My God, It’s Full Of Blocks

Population Density Meets The Tile Space

by Stephen Von Worley on October 3, 2011

Here’s a “behind the scenes” image that might strike you as interesting, eye candy, or perhaps both, depending upon your particular inclination and intimate knowledge of online map tiles:

U.S Map Tiles With 1,000+ Residents

Map tiles with 1,000+ residents.

That’s the contiguous United States, colored at each point by the zoom level of the smallest enclosing Google Maps tile wherein 1,000 or more people live, according to 2010 block-level Census data. Periwinkle represents zoom level 14+, navy blue 13, yellow 12, dark green 11, and so on.

The über-geek backstory? Last Friday, I told my Data Elves to get slippy – and create interactive Map X, featuring our own custom imagery, zoomable from continental down to “city core” scale, five-or-so miles across the browser window.
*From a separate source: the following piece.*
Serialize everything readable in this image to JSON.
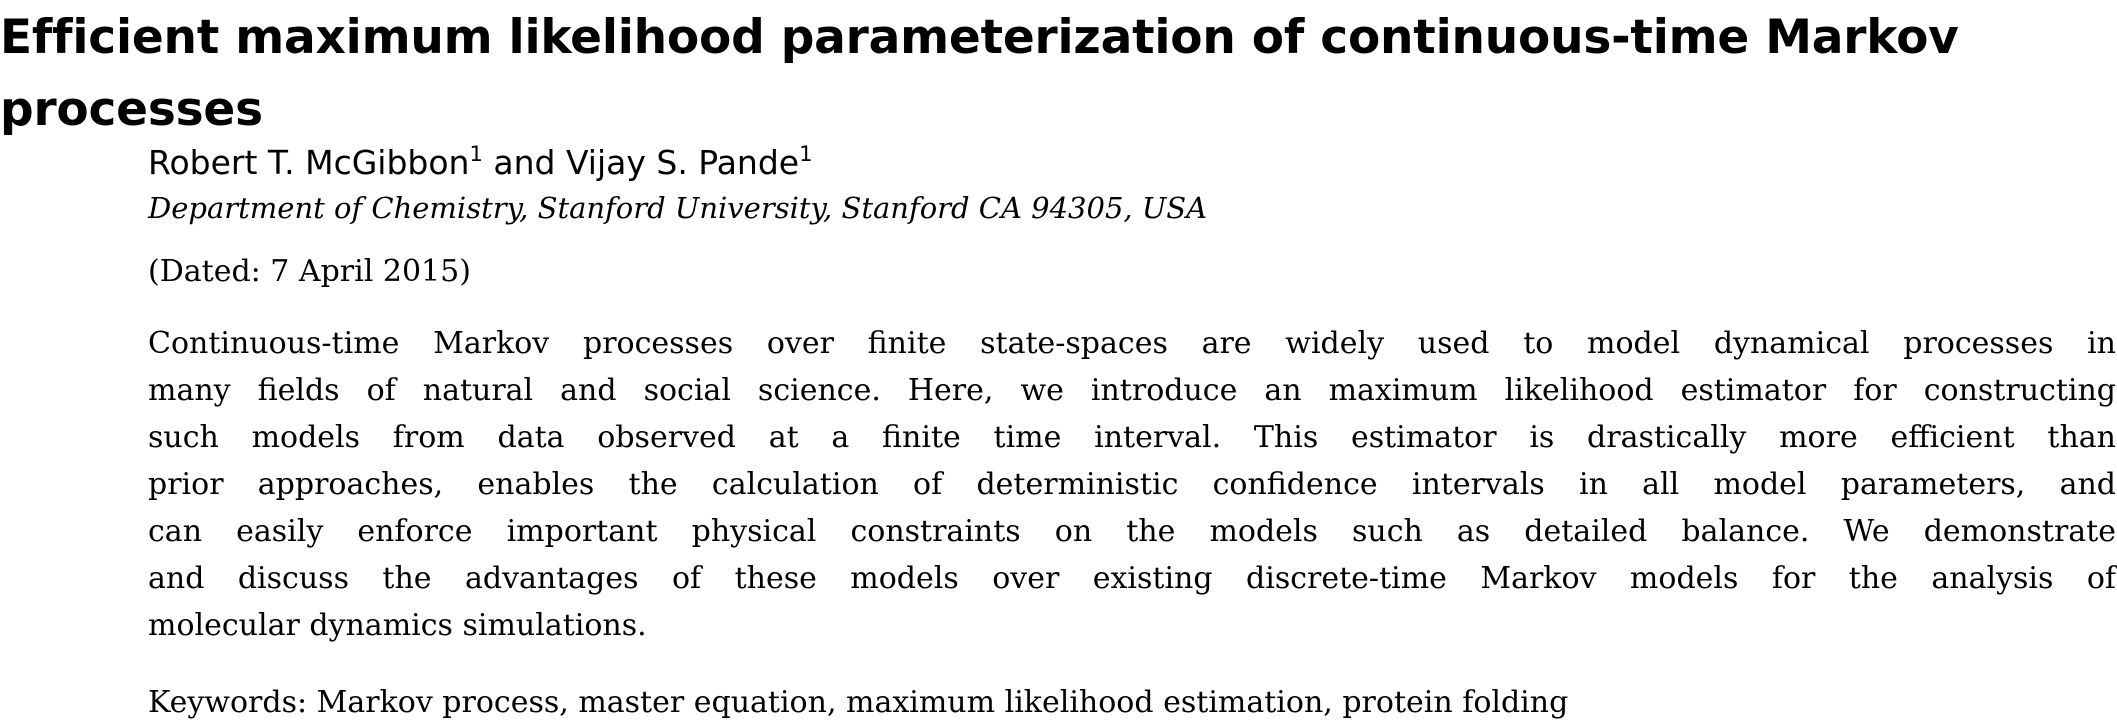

Eager to scope the project, the Elves grabbed an envelope, flipped it over, and made some calculations. We’d be rendering down to Google’s zoom level 14, and to cover the entire world, how many map tiles would we need to create? 357,000,000… each a 256×256 pixel image. The room buzzed with squeaky chatter about the “cloud” and FedEx-ing hard drives.

“Wait a sec,” I said, “Map X is U.S. only.” A mere 10,000,000 tiles would fill the bounding boxes of the Lower 48, Alaska, and Hawaii. Which certainly was a more manageable number, but still enough to make my compute farm sweat.

Could we do better? Yes!

Because, for the subject matter of Map X, detail correlates with population, and we could focus on the places where people live. Thus directed, the Elves mashed Census data with tile geography, applied the 1,000+ “interestingness” criteria, and the above image was born.

My team selected the old-school color scheme to maximize contrast whilst maintaining some semblance of readability. According to them, if it dredges up any repressed 8-bit feelings – like the urge to snipe an Atari 2600 off Ebay – that’s not a bug. It’s a feature.

Finally, the Elves added some padding – five tiles horizontally and four vertically – for the sake of context and to prevent solitary areas of interest from being marooned in “no imagery available at this zoom level”:

U.S. Map Tiles With 1,000+ Residents, Padded

Map tiles with 1,000+ residents, padded.

This scheme renders everything near urban areas in full detail, while displaying the most desolate pockets of the American West at enough magnification to keep 99.44% of the three people who look out there happy. Total number of tiles: a cool 1,000,000.

The takeaway? Those crafty Elves pruned the naïve Map X render by a factor of ten, earning them their quarterly bonus: seven nights on Maui, all expenses paid. Aloha, little buddies!